Mr. Dick, yearning for a swim, soon found a spot which seemed sufficiently secluded. It was not particularly attractive as a bathing-place. The beach was covered with small rough stones; and, the tide being out, there was a considerable stretch of beach. The water near the shore was full of jellyfish and brown seaweed. But Mr. Dick was too hot and too eager to care much about these inconveniences. His desire was to get as quickly as possible into the sea. He undressed beside a large stone which lay just above high-water mark. Then his troubles began. He had never before walked on such trying stones. The pain which they gave his feet caused him to stumble and fall suddenly forward on his hands. Part of the journey he accomplished on all-fours. The seaweed was a relief when he reached it. The jellyfish were deliciously soft under his feet. He floundered out through them and over them until the water reached his knees. Then he flung himself forward and struck out. The weed brushed his limbs and body. The jellyfish, incredible numbers of them, slipped past him.
“This,” he said, “is delicious.”
He got past the belt of weed and jellyfish into deep water. He shouted aloud in his joy—a wild inarticulate whoop which went sounding across the waters of the bay. He lay on his back. He kicked with his legs, raising what seemed to him splendid fountains of water. He shouted again. Then he swam further out, using a side stroke which he had learned in a swimming-bath, burying his head each time his arm left the water, and then turning his face up and snorting like a porpoise. After awhile he lay on his back again and began to sing—
“Rule, Britannia! Britannia rules the waves.”
The ditty was appropriate enough. Mr. Dick M.P., represented in Rosivera Bay the world’s greatest maritime power, and he had, plainly, so far got the better of the sea that it was obliged to bear him on its breast and minister to his delight. He ruled it. There were, indeed, no waves; but that was not Mr. Dick’s fault. If there had been waves, he would have ruled them.

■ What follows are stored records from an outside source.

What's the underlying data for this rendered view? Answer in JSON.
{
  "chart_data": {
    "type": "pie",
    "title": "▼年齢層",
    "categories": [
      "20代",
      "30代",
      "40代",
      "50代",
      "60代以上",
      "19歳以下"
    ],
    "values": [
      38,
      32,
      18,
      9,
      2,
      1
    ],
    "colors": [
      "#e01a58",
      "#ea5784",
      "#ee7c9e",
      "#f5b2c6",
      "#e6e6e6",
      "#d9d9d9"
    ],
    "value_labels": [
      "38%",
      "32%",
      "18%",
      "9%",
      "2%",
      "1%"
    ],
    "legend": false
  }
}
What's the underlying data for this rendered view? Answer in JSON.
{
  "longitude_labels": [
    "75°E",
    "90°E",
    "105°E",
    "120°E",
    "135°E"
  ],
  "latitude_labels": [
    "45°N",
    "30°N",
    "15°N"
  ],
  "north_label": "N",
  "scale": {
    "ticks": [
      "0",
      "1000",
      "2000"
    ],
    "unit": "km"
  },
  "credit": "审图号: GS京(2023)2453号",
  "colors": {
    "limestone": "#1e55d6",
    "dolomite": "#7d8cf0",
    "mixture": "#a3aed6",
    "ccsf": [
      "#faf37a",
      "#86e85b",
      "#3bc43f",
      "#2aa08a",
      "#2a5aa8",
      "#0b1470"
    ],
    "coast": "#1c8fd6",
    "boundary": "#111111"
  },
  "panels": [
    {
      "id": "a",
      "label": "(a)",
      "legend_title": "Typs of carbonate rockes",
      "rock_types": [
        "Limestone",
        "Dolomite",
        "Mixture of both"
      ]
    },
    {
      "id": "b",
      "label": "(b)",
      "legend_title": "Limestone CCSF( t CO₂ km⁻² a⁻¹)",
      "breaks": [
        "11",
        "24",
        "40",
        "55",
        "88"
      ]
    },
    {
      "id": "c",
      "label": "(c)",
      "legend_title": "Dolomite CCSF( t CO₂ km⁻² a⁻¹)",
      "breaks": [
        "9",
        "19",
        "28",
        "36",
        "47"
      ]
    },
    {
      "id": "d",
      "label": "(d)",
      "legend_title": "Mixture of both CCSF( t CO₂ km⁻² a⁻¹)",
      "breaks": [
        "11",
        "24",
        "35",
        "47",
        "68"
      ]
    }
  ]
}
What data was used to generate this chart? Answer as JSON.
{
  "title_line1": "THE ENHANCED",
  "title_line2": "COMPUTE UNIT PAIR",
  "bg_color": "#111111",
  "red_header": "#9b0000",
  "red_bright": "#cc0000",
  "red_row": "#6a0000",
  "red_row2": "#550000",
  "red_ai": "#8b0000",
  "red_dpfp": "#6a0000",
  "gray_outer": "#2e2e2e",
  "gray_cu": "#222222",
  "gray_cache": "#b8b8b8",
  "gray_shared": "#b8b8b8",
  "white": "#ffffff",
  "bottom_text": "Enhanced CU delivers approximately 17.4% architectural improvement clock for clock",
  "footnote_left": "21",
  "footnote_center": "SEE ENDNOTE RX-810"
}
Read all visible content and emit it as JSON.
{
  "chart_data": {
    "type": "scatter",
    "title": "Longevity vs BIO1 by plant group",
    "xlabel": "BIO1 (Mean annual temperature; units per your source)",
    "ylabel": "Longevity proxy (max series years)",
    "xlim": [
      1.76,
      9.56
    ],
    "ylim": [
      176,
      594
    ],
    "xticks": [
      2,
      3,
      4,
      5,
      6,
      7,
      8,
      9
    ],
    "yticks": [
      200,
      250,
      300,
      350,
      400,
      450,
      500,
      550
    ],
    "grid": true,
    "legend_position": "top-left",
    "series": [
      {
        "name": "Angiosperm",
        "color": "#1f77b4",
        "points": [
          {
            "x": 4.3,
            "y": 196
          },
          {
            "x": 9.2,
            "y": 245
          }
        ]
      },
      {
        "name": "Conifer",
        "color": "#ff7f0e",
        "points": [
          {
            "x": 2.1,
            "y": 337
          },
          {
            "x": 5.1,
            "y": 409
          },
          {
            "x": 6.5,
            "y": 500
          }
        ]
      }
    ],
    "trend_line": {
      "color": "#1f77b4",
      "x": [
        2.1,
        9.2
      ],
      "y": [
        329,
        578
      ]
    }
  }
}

“Rule, Britannia!” he sang again, “Britannia rules the waves.
Britons never, never, never shall be slaves.”
Mr. Dick had a poor ear for music, and his rendering of the tune was far from correct; but he had a fine voice and it rang out satisfactorily. He felt more than ever like an ancient Berseker. His song was a kind of triumphant challenge to man and nature alike.
“This,” he said breathlessly, when he had finished the song for the third time, “is better than mending bicycles. I wonder how poor Sanders is getting on?”
He wallowed round and faced the shore. He saw a man approaching from the direction in which the house lay.
“Hullo—lo—o!” he shouted. “Coo—ee, Sanders!”